How ‘The Corona Connections’ Shorts Were Shot Amid Quarantine Restrictions
Shoreditch Pictures’ produced the web series that sees American and British actors play characters in lockdown, while shooting, lighting and art directing their stay-at-home performances.
Not waiting for the Hollywood shutdown to lift, British producer Shoreditch Pictures has released on YouTube the transcontinental web series The Corona Connections, which sees sheltering American and British actors play characters in lockdown during the coronavirus era.
The six-film series, each around seven minutes long, includes two episodes that star the Los Angeles-based British and American viral comedy duo, We Are Thomasse, also known as the married couple Nick Afka Thomas and Sarah Ann Masse. Ben Wicks directed the short The Formal Friday, which stars Thomas and Masse, using video conferencing software, laptops and cellphones as cast and creative work remotely without the usual tools of the big studio set.
The episode, also starring George Caporn and Kiki Darlowe, features Jack and his fiance Annie, both front-line doctors, using Skype to hold a virtual dinner party with their “Hollywood” friends 6,000 miles away. The short’s cast while portraying the lives of characters in lockdown had to each shoot, light and art direct their performances from home.
Masse told THR that since she and her husband produce their own comedy shorts, they had much of what they needed at home to virtually collaborate with director Wicks. “We own a bunch of gear and are lucky to have excellent natural light in our apartment so that part wasn’t too complicated and we sent pictures of wardrobe options via email ahead of time,” she recalled.
Both writers, actors and digital filmmakers themselves, Thomas starred in the Oxford Revue with Katherine Parkinson and Fleabag exec producer Jack Williams, while Harvey Weinstein accuser Masse launched her #HireSurvivorsHollywood initiative amid the #MeToo movement.
A quarantine-set challenge for The Corona Connections was blocking scenes and establishing camera angles, but Masse recalls Wicks ably walking his cast through rehearsals and everyone playing with camera movement to avoid a static, dull video conferencing feel.
For Wicks, The Corona Connections completed amid severe physical distancing limitations underlined the physical and psychological hurdles faced by self-isolating filmmakers and consuming TV viewers during the pandemic.
“What was key for me was to find stories that really highlighted the importance of staying connected with loved ones and friends during this unique time in which we find ourselves. Stories that could resonate with the general public showcasing the same drama, and even comedy, that we are all experiencing during the lockdown,” Wicks explained in a statement.

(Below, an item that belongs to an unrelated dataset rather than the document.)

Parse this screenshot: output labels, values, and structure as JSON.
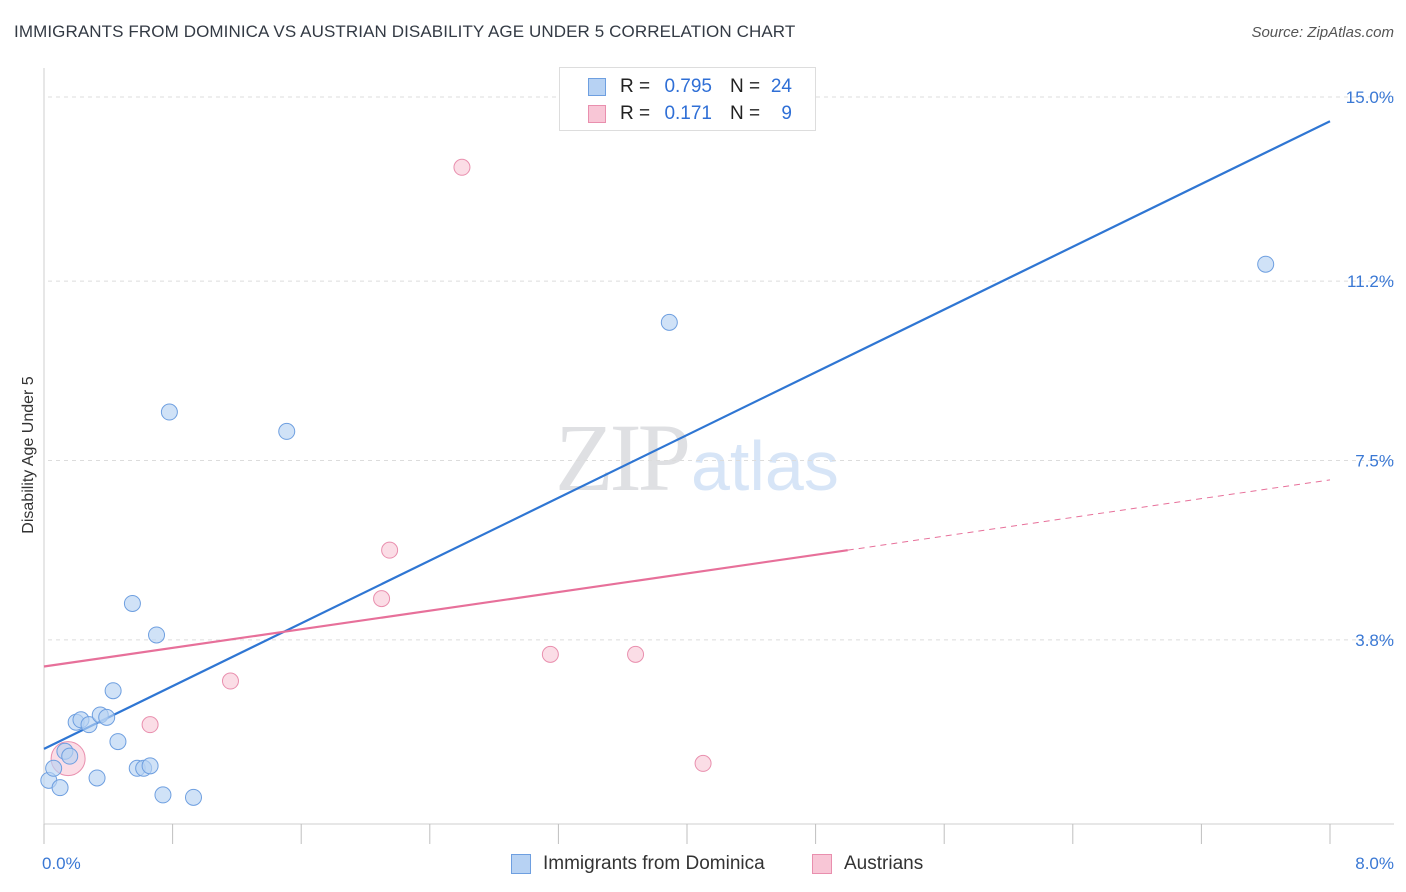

For all the speculation about what filmmaking may look like post-pandemic after shuttered Hollywood film and TV production resumes, The Corona Connections also underlines how filmmakers are already busily making and distributing short work shot under quarantine orders.

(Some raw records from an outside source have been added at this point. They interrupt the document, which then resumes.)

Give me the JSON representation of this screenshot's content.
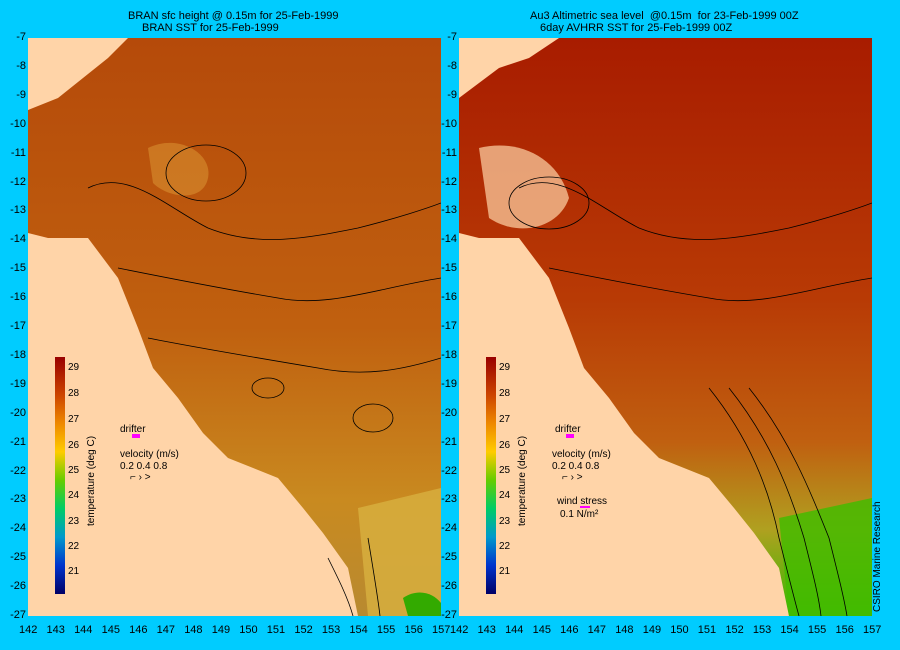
{
  "left": {
    "title1": "BRAN sfc height @ 0.15m for 25-Feb-1999",
    "title2": "BRAN SST for 25-Feb-1999",
    "drifter": "drifter",
    "velocity": "velocity (m/s)",
    "vel_vals": "0.2 0.4 0.8"
  },
  "right": {
    "title1": "Au3 Altimetric sea level  @0.15m  for 23-Feb-1999 00Z",
    "title2": "6day AVHRR SST for 25-Feb-1999 00Z",
    "drifter": "drifter",
    "velocity": "velocity (m/s)",
    "vel_vals": "0.2 0.4 0.8",
    "wind": "wind stress",
    "wind_val": "0.1 N/m²"
  },
  "colorbar": {
    "label": "temperature (deg C)",
    "ticks": [
      "29",
      "28",
      "27",
      "26",
      "25",
      "24",
      "23",
      "22",
      "21"
    ]
  },
  "x_ticks": [
    "142",
    "143",
    "144",
    "145",
    "146",
    "147",
    "148",
    "149",
    "150",
    "151",
    "152",
    "153",
    "154",
    "155",
    "156",
    "157"
  ],
  "y_ticks": [
    "-7",
    "-8",
    "-9",
    "-10",
    "-11",
    "-12",
    "-13",
    "-14",
    "-15",
    "-16",
    "-17",
    "-18",
    "-19",
    "-20",
    "-21",
    "-22",
    "-23",
    "-24",
    "-25",
    "-26",
    "-27"
  ],
  "credit": "CSIRO Marine Research"
}
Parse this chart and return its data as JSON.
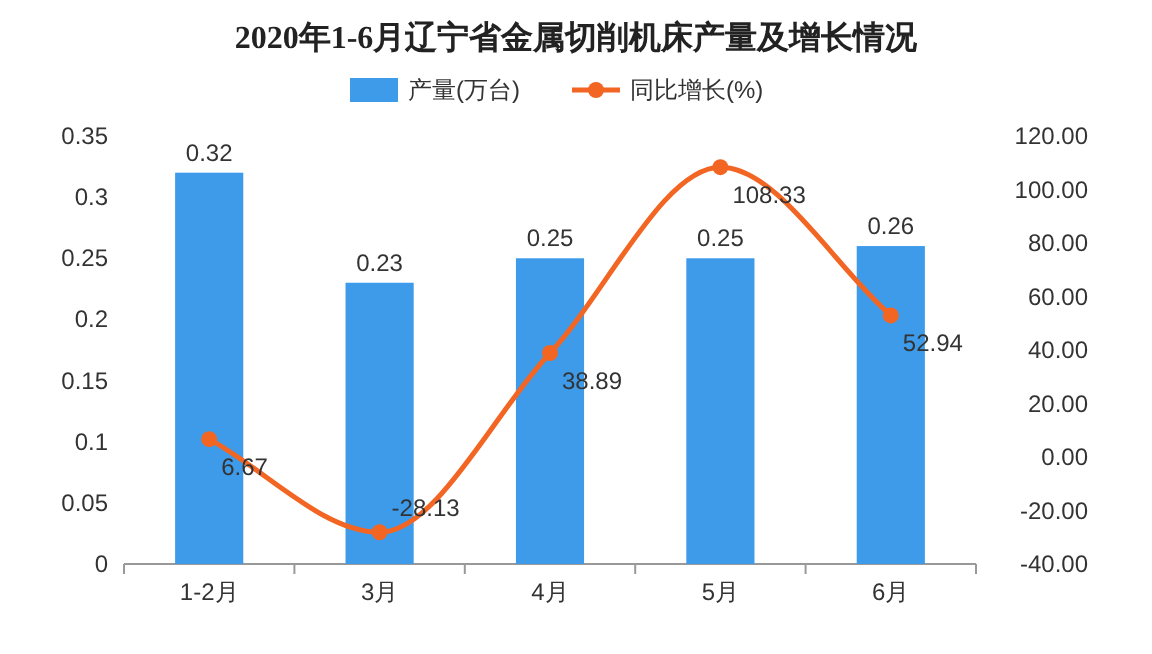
{
  "chart_data": {
    "type": "bar",
    "title": "2020年1-6月辽宁省金属切削机床产量及增长情况",
    "categories": [
      "1-2月",
      "3月",
      "4月",
      "5月",
      "6月"
    ],
    "series": [
      {
        "name": "产量(万台)",
        "color": "#3d9bea",
        "values": [
          0.32,
          0.23,
          0.25,
          0.25,
          0.26
        ]
      },
      {
        "name": "同比增长(%)",
        "type": "line",
        "axis": "y2",
        "color": "#f26522",
        "marker": "circle",
        "values": [
          6.67,
          -28.13,
          38.89,
          108.33,
          52.94
        ]
      }
    ],
    "ylim": [
      0,
      0.35
    ],
    "yticks": [
      0,
      0.05,
      0.1,
      0.15,
      0.2,
      0.25,
      0.3,
      0.35
    ],
    "y2lim": [
      -40,
      120
    ],
    "y2ticks": [
      {
        "value": -40,
        "label": "-40.00"
      },
      {
        "value": -20,
        "label": "-20.00"
      },
      {
        "value": 0,
        "label": "0.00"
      },
      {
        "value": 20,
        "label": "20.00"
      },
      {
        "value": 40,
        "label": "40.00"
      },
      {
        "value": 60,
        "label": "60.00"
      },
      {
        "value": 80,
        "label": "80.00"
      },
      {
        "value": 100,
        "label": "100.00"
      },
      {
        "value": 120,
        "label": "120.00"
      }
    ],
    "data_labels": true,
    "legend": "top",
    "grid": false
  }
}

“We wanted to use this lockdown as an opportunity for fresh, new writers and cast to shine, as well as the likes of some established talent, such as Sarah and Nick, without going the route of utilizing exclusively established talent like many other companies are currently doing,” Sarah Culverhouse, who produced the web series and directed one of the episodes, Bubbles, explains.
The first two episodes — Magic Moments and Plenty of Fish, directed by Wicks, are already on YouTube. The remaining four episodes — Formal Friday, by writer Alastair Bathgate; The Audition, written by Issy Knowles and Rhys Whitfield; Adele James’ Match Made in Isolation; and Culverhouse’s Bubbles — will be released on the online video platform each Friday until May 29.
For Masse, keeping busy in her home studio shooting two episodes of The Corona Connections, virtually connecting with casting directors, recording audiobooks and working in two remote writers rooms has helped break through the tedium of self-isolation.
“Art has often been a way to channel fear, pain and uncertainty into something productive and The Corona Connections is a wonderful example of something positive and connecting coming out of a time of global pain and trauma,” she explained.
The Corona Connections web series also stars Maggie Nash, Issy Knowles, Rhys Whitfield, Adele James, Amanda Abbington, Eleanor Byrne, Shereener Browne, Max Waldron, Patricia Loveland and Nicholas Lumley.